Thursday, June 1, 2017 Singapore

why i don't like being in a group


Last night I was dealing with a lot of thoughts especially of me doing my thing alone. I mean, leaving the group I am in. Not just in group chat, but literally leaving the group. Of course, the connection is still there and so the bond that we used to have, but hanging out each time? I creep out. It's like I want to do things on my own.

And why do I want to be alone than to be with my group of friends?
It's because I want to do things alone. I want to eat alone without having obliged to talk and ride along the conversation or walk alone because I want to think of things I wanted to reflect but I can't because I need to do the talking. Hey, it's not completely shutting them down but really, I prefer to do things alone. Of course, school works is different and I'm really unsure of my answers (honestly speaking I need ideas too).

Because when you're silent on the group, the question pops out: "Are you okay?", you have to pretend that you are okay. You see, I'm never honest of my feelings, I'd rather keep it than telling you how I am feeling this time unless you are my best friend. Not even my parents know what I really feel.
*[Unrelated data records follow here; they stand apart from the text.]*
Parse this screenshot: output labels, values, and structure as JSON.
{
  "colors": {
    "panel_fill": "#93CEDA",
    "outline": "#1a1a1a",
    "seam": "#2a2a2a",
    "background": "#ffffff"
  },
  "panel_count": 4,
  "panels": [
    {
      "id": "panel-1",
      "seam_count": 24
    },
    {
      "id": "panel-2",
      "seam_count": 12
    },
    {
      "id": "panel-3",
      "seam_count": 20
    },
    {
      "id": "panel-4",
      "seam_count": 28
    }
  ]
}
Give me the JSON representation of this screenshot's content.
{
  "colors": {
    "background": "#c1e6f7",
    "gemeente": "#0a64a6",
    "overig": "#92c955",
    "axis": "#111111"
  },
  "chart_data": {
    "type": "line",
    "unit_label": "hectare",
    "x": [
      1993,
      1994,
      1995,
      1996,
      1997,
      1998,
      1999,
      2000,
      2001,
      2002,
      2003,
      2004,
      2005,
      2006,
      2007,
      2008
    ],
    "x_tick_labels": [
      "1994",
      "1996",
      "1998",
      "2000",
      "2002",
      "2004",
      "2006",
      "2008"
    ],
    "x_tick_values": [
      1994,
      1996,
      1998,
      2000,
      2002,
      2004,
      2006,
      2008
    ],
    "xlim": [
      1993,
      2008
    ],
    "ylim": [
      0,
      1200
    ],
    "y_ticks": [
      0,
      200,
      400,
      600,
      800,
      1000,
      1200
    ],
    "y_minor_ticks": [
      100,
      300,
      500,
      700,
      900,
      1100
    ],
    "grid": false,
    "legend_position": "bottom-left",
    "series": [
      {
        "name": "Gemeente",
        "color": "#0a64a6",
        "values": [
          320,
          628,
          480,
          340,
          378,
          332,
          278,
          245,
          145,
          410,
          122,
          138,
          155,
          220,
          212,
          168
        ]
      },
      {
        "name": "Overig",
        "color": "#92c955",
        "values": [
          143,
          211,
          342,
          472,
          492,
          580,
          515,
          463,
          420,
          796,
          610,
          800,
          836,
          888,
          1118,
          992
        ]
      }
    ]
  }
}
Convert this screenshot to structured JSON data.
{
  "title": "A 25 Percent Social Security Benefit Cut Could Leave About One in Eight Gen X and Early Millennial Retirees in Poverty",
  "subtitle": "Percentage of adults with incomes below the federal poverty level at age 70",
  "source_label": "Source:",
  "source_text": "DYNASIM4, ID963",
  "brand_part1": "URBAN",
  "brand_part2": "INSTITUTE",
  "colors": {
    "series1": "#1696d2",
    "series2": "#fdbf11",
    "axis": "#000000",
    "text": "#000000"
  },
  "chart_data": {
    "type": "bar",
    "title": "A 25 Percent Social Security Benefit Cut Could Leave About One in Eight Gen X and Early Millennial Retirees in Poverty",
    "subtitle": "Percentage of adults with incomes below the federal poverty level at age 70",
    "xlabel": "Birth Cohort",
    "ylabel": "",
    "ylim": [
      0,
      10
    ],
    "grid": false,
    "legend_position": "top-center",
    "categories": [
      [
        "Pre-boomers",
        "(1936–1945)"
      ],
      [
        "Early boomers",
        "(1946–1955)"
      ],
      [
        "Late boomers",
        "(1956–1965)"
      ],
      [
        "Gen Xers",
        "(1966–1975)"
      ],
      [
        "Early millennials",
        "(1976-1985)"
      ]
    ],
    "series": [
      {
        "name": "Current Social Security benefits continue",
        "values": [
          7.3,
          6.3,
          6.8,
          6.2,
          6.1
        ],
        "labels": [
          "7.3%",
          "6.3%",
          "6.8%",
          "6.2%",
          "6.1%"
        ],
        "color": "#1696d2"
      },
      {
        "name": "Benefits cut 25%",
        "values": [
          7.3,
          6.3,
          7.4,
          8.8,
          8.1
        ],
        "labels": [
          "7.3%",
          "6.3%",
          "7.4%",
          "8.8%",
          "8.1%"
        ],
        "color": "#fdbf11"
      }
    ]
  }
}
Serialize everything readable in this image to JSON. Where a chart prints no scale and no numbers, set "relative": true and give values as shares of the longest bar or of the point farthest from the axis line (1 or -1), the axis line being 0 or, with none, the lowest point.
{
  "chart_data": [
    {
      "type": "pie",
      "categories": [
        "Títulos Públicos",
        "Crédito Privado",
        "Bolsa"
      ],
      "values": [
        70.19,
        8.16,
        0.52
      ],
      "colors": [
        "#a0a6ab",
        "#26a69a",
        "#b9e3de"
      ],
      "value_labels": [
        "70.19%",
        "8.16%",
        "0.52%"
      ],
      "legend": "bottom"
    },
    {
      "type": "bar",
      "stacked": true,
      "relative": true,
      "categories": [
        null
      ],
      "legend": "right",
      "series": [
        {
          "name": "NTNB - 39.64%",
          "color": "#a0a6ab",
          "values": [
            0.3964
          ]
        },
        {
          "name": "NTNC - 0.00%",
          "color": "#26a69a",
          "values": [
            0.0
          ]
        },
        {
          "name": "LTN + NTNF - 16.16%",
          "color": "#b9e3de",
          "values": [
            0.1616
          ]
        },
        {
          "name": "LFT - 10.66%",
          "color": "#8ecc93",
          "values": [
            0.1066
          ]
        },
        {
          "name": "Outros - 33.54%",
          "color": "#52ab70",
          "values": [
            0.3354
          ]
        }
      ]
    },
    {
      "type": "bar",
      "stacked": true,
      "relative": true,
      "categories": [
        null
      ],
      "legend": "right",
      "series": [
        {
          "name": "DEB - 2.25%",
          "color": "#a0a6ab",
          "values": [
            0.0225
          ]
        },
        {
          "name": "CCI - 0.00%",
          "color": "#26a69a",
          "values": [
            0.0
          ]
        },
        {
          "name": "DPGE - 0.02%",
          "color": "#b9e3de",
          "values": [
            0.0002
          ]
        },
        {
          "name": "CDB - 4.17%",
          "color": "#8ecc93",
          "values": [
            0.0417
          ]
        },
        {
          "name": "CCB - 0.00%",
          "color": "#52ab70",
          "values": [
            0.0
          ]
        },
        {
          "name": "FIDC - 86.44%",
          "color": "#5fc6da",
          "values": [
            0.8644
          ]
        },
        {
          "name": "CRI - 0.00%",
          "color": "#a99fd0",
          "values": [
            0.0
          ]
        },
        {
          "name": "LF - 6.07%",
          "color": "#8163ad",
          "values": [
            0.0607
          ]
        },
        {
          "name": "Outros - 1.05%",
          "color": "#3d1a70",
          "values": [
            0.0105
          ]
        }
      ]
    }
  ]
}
Being in a group is like you have an obligation to go with them, follow what was the "leader" saying and as for my case, I only like to be with one person I can comfortably work with. My folks are okay and they're fun to be with but sometimes, with the same shit drama, I tend to creep out and suddenly cry. I don't like this. Why am I here? Which turns out, I'll blame myself because I'm not being a true friend to them.

So, what does a true friend mean?

For me, it's not the person you always hang on with, the person you always have a good chat on either virtually or personally but the person you seldom see but still clicks on with you when you talk. That the connection is still there, the topics you talk about never runs out. Like my best friends for 10 years, Arlene and Charles, we seldom talk, we have other friends but when we talk, the connection is still there. It's not about the closeness or the amount of bonding, but the care is still there.

I'm tired of dramas. I'm even tired of my own dramas, too. I want to be alone aside from the reasons I stated above is because I hate the feeling of being left out, I hate being the underdog of the group when everyone's so smart. I'd rather work alone and have someone frankly correct my mistake than accepting praises coming from pretentious mouth.

I know some of you will contradict me and write it on another blog post but please, respect what I really feel. It's hard to be in my shoes. I am not being negative in here, it's just what I fucking feel. I wrote this because I want it to share with you because you are my reader.